Monday, July 21, 2008

Starting to keep track again

I guess its because of my research wikis that I figured I better also keep up with documenting my "fun" reads, so here goes.

Just tonight, I finished Donna Kossy's Strange Creations--Aberrant Ideas of Human Origins from Ancient Astronauts to Aquatic Apes.

It was odd but interesting. The section on Eugenics didn't really fit in with the rest of the book--it would have if it had been fit in under the Ancient Astronauts section. Why didn't it fit? Because that section (along with the Heaven's Gate section) was more about what certain segments of the population believe must be done to save the future--and the book was supposed to be focused on the past, or beginnings, of mankind. There may have been some editing and scaling down involved, but I noticed in sections, Kossy uses judgment calls without explaining why she arrived at her position.

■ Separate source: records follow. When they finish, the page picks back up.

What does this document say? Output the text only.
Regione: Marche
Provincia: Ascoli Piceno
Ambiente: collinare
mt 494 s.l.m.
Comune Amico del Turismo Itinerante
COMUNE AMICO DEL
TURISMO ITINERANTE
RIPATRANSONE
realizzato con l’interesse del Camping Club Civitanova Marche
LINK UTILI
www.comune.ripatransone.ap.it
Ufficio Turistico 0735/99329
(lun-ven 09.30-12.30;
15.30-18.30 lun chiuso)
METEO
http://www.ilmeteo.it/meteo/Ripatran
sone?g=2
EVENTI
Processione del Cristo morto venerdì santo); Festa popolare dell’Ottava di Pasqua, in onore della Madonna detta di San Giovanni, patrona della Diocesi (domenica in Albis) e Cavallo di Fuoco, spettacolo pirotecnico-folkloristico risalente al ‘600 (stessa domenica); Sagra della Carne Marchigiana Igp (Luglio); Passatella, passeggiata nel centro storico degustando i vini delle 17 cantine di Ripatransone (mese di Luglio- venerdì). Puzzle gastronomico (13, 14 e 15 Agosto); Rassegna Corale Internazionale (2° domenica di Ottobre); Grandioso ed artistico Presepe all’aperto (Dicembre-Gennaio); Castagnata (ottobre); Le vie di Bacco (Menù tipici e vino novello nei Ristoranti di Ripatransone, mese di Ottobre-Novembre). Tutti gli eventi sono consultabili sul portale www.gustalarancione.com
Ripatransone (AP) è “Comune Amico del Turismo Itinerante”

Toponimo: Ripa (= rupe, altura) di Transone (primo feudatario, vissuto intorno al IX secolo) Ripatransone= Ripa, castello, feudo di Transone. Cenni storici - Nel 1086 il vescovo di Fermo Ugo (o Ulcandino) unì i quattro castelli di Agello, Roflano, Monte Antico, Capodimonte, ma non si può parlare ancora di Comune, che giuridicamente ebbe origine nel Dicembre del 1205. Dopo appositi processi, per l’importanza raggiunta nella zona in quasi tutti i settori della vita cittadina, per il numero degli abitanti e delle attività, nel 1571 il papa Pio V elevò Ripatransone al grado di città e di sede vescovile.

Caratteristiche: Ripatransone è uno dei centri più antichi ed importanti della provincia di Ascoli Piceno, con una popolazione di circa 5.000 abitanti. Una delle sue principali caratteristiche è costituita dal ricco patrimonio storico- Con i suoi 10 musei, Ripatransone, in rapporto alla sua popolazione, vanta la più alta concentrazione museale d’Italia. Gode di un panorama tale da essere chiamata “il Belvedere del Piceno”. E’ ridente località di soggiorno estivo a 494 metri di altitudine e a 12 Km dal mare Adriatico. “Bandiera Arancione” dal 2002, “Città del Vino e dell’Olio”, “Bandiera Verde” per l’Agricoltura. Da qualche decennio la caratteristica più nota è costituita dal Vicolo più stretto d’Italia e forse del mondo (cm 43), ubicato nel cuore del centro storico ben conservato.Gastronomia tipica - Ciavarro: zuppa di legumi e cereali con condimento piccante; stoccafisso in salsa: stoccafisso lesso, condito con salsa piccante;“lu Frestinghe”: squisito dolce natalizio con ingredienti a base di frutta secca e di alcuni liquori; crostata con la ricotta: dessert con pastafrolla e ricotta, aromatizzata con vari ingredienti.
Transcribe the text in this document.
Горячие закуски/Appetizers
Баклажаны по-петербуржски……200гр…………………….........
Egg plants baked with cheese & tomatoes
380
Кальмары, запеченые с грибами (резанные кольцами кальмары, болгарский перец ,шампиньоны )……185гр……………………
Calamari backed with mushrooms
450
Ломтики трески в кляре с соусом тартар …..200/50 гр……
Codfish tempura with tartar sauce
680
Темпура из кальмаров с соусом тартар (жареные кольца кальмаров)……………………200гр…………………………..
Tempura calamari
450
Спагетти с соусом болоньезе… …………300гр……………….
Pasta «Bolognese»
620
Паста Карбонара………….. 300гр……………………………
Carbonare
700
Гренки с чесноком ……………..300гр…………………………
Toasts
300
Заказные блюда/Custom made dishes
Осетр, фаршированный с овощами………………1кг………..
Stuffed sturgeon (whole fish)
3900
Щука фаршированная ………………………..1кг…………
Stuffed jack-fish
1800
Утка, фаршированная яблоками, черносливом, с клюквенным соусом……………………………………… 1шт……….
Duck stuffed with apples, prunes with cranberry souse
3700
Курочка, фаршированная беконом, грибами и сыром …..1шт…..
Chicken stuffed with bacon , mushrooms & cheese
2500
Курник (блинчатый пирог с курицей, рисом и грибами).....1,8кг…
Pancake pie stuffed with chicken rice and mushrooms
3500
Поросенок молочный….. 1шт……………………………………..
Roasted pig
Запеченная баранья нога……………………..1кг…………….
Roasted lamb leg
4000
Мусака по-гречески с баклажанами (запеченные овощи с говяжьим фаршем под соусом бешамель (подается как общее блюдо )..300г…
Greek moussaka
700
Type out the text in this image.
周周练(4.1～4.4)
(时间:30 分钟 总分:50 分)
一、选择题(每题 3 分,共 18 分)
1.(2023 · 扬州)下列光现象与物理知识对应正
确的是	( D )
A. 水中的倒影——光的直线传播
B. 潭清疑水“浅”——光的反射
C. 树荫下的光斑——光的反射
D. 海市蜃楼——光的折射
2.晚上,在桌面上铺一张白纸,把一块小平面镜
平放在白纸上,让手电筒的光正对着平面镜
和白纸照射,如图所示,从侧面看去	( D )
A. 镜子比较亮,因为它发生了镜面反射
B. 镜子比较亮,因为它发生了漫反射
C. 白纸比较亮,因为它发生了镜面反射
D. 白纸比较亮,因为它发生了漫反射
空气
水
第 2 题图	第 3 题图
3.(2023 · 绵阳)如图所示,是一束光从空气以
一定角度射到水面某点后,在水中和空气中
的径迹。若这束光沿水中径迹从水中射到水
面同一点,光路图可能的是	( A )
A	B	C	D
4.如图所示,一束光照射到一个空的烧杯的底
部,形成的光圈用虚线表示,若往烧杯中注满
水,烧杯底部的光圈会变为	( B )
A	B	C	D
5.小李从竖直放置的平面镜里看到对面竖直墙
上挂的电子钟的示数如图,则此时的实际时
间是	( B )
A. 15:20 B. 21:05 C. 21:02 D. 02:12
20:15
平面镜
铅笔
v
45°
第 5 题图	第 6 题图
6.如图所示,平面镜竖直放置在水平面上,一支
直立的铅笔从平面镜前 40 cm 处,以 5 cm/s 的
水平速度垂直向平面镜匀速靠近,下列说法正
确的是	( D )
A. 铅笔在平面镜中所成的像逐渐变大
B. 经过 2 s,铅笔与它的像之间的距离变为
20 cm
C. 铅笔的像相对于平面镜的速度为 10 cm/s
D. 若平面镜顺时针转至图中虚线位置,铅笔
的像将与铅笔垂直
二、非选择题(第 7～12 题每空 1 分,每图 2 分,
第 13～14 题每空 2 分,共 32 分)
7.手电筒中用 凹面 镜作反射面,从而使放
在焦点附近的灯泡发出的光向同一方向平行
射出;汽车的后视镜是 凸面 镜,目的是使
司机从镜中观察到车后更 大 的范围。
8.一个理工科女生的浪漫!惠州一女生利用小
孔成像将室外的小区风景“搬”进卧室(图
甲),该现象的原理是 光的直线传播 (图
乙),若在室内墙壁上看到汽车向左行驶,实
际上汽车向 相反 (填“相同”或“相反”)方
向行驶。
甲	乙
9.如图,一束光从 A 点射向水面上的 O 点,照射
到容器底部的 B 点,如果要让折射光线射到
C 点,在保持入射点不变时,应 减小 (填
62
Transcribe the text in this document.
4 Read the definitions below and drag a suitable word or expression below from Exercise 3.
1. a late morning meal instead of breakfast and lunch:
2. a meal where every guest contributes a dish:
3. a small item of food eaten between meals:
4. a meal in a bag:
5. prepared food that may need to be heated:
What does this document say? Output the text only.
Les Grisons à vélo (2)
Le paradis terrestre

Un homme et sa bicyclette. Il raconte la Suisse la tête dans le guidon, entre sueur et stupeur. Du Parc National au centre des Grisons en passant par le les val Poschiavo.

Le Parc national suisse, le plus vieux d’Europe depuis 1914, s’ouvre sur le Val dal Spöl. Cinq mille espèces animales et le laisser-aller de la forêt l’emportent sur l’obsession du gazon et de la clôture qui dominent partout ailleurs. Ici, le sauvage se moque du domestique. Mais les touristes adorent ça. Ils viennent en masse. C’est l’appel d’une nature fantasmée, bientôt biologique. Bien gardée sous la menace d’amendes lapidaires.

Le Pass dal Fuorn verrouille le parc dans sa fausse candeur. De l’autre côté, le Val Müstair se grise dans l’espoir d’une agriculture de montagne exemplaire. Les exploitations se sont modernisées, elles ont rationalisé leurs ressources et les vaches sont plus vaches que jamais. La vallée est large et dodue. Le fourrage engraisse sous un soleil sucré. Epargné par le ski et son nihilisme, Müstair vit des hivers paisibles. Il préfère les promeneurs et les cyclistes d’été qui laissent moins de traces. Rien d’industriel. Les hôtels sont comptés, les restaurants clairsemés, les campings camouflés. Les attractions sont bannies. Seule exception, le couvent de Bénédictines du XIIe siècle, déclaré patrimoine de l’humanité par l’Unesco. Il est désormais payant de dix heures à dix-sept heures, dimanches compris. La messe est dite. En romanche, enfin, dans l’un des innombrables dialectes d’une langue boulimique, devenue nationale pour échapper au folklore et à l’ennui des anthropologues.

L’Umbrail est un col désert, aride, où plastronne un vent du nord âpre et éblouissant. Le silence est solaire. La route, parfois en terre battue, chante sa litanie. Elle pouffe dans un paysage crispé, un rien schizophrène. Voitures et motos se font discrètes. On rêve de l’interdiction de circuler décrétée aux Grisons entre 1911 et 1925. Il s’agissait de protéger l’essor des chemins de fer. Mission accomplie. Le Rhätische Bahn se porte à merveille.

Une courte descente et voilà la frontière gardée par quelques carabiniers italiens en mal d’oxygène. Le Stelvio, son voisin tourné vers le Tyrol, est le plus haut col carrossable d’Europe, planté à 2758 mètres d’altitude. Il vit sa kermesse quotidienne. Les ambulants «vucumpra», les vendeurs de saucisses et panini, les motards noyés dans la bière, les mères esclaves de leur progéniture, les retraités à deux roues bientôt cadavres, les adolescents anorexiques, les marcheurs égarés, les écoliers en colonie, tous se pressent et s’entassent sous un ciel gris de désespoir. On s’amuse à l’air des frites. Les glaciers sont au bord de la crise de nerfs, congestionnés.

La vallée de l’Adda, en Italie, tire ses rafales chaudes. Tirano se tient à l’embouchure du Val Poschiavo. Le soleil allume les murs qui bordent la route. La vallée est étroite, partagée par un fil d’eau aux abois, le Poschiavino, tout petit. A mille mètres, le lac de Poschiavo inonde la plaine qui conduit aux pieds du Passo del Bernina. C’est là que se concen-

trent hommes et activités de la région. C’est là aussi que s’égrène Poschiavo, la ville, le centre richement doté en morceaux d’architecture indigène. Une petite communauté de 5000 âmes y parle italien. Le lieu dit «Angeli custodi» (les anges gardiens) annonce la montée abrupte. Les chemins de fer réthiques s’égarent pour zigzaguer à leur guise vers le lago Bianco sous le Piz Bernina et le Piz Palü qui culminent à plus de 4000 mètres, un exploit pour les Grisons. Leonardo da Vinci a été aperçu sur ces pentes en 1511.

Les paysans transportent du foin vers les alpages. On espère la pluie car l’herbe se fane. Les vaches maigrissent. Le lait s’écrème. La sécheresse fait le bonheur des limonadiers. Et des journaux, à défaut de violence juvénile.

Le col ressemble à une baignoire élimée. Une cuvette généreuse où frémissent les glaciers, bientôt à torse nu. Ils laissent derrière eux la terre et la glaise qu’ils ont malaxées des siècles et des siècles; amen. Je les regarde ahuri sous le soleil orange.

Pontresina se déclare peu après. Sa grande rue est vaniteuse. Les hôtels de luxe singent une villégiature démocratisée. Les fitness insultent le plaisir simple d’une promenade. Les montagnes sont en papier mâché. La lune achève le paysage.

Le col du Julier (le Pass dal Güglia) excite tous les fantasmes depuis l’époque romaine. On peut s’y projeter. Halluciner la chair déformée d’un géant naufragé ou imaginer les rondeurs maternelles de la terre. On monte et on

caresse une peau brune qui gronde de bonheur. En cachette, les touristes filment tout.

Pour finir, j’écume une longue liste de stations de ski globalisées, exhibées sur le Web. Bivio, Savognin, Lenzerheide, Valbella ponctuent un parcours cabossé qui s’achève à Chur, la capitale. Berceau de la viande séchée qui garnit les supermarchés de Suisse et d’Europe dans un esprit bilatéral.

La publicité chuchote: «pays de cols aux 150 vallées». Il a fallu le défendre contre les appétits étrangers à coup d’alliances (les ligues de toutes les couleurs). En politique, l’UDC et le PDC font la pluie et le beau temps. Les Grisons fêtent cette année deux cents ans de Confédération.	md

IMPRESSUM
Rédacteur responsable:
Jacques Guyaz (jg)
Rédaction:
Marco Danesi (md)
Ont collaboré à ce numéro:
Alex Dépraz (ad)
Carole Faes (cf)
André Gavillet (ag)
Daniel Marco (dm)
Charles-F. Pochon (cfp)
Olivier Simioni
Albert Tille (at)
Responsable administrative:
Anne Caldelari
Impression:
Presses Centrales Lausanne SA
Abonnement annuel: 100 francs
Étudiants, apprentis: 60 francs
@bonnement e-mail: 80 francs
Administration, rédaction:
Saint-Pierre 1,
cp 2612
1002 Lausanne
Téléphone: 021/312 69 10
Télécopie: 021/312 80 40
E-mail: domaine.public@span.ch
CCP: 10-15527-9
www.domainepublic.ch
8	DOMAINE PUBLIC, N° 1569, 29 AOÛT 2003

One such area was in her damning of von Daniken's assumptions of proof of ancient astronauts. Because there are other times that she explains her viewpoints by pulling out textual examples, I wonder if some things weren't just cut for length's sake. However, it did jump out at me.

Before this, I read Haunted Places of the South (can't remember the author). While most of the book now utterly escapes me, I enjoyed it while I read it and now know of some spots here in Mississippi as well as in Louisiana and Alabama that maybe I could visit and do a little "ghost hunting" myself. One of the spookiest parts for me was the writeup about Shiloh in Tennessee. It reinforced an experience I had as a child when we visited. Maybe it all wasn't my imagination, since I was 5 at the time and hadn't heard of Shiloh, much less the folklore about the place.

I've also just finished reading "I, Avatar" but the writeup for that is in my Higher SLeducation research wiki.

Thursday, November 16, 2006

Poison Study by Maria V. Snyder

Poison Study by Maria V. Snyder--November 14-15, 2006

First, let me say that I really did enjoy this read. For a book of this length, its unusual for me to do it in one sitting, but I almost did that with this one. Snyder spins a good yarn. For the most part, the writing was clean and kept the story going forward, pulling me along. In a way, it reminded me of Richardson's Pamela and some of those other older stories--how much can the author put his/her heroine through and still have her come out victorious in the end.

If there was a weak spot in the book for me, it was when Yelena and Valek finally "got together." The voice totally changed. Instead of the clear, easily captivating voice, it got all flowery and overly dramatic, rather reminiscent of what Harlequins are infamous for. That was really one of my few issues with the book--that and the whole Commander Ambrose being a woman trapped in a man's body. I thought that could have been worked more seamlessly into the story. Instead of popping up somewhere around mid-way and then having so much to do with the ending.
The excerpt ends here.